Hematology Am Soc Hematol Educ Program. 2010;2010:7-12. doi: 10.1182/asheducation-2010.1.7.
In patients with acute lymphoblastic leukemia (ALL), treatment response is increasingly evaluated with minimal residual disease (MRD) assays. ALL cells can be recognized by their clonal rearrangement of immunoglobulin and T-cell receptor genes, expression of gene fusions, and leukemia-associated immunophenotypes. Assays based on polymerase chain reaction or flow cytometry can detect one ALL cell among 10,000 to 100,000 normal cells in clinical samples. The vast majority of cases have antigen-receptor gene rearrangements and leukemia immunophenotypes for MRD monitoring; about half of the cases currently have suitable gene fusions. The clinical significance of MRD has been conclusively demonstrated in both childhood and adult ALL. In most studies, MRD positivity is defined by the presence of 0.01% or more ALL cells; the risk of relapse is generally proportional to the level of MRD, particularly when measured during or at the end of remission-induction therapy. The prevalence of MRD during early therapy differs among genetic and biologic ALL subtypes. However, being a measurement of drug resistance in vivo and reflecting multiple cellular, host, and treatment variables, MRD is typically an independent prognostic factor. MRD is now used in several clinical trials for risk assignment and to guide clinical management overall. The time points at which MRD testing is performed and the threshold levels that trigger treatment intensification vary according to the methodology available, the results of preclinical correlative studies, and protocol design.
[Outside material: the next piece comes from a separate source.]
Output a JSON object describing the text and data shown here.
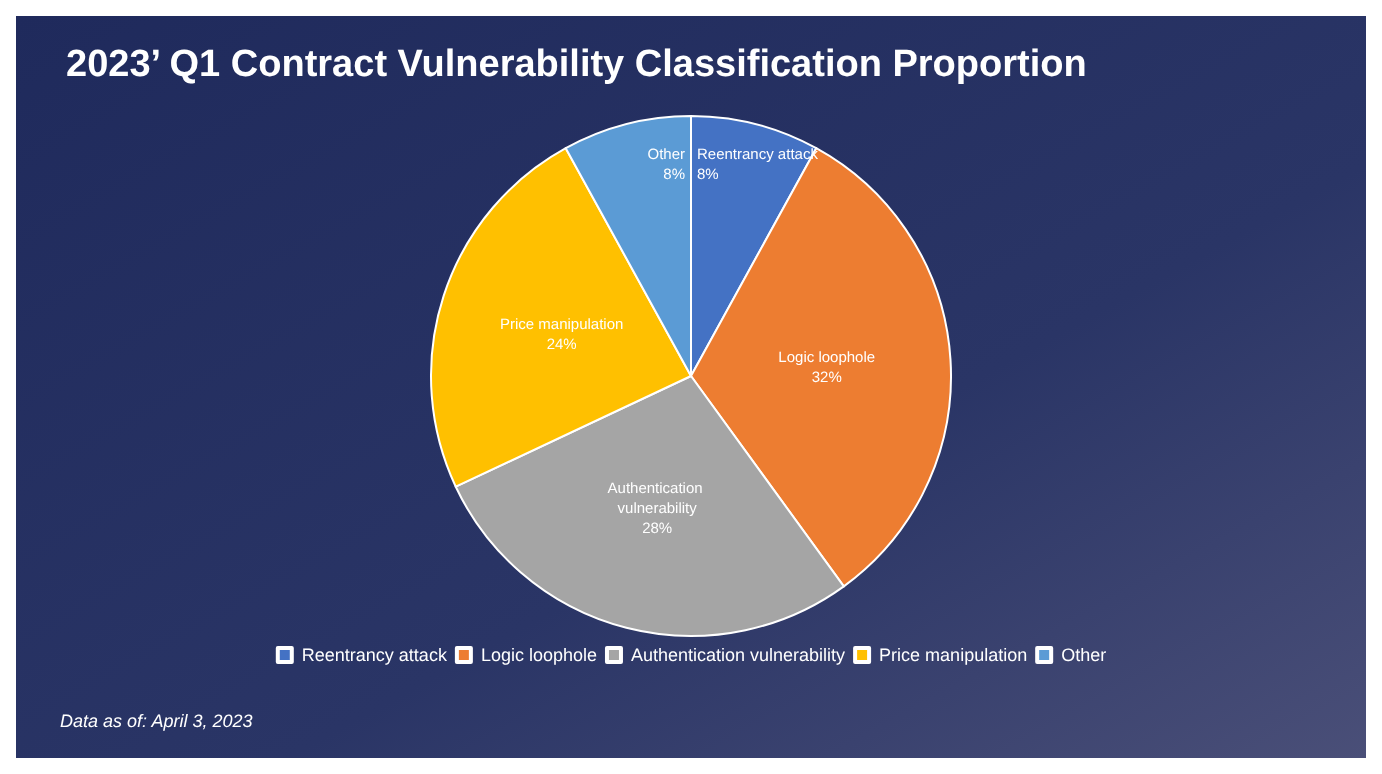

在急性淋巴细胞白血病 (ALL) 患者中,治疗反应越来越多地通过微小残留病 (MRD) 检测来评估。ALL 细胞可以通过其免疫球蛋白和 T 细胞受体基因的克隆重排、基因融合的表达以及白血病相关免疫表型来识别。基于聚合酶链反应或流式细胞术的检测可以在临床样本中检测到 10000 到 100000 个正常细胞中的一个 ALL 细胞。绝大多数病例都有抗原受体基因重排和 MRD 监测的白血病免疫表型;目前约有一半的病例有合适的基因融合。MRD 的临床意义在儿童和成人 ALL 中都得到了明确的证实。在大多数研究中,MRD 阳性的定义是存在 0.01%或更多的 ALL 细胞;复发的风险通常与 MRD 的水平成正比,尤其是在缓解诱导治疗期间或结束时测量时。在早期治疗期间,MRD 在不同的遗传和生物学 ALL 亚型中的发生率存在差异。然而,作为体内耐药性的测量值,并反映了多个细胞、宿主和治疗变量,MRD 通常是一个独立的预后因素。MRD 现在在几个临床试验中用于风险分配和指导整体临床管理。进行 MRD 检测的时间点和触发治疗强化的阈值水平因可用的方法、临床前相关性研究的结果和方案设计而异。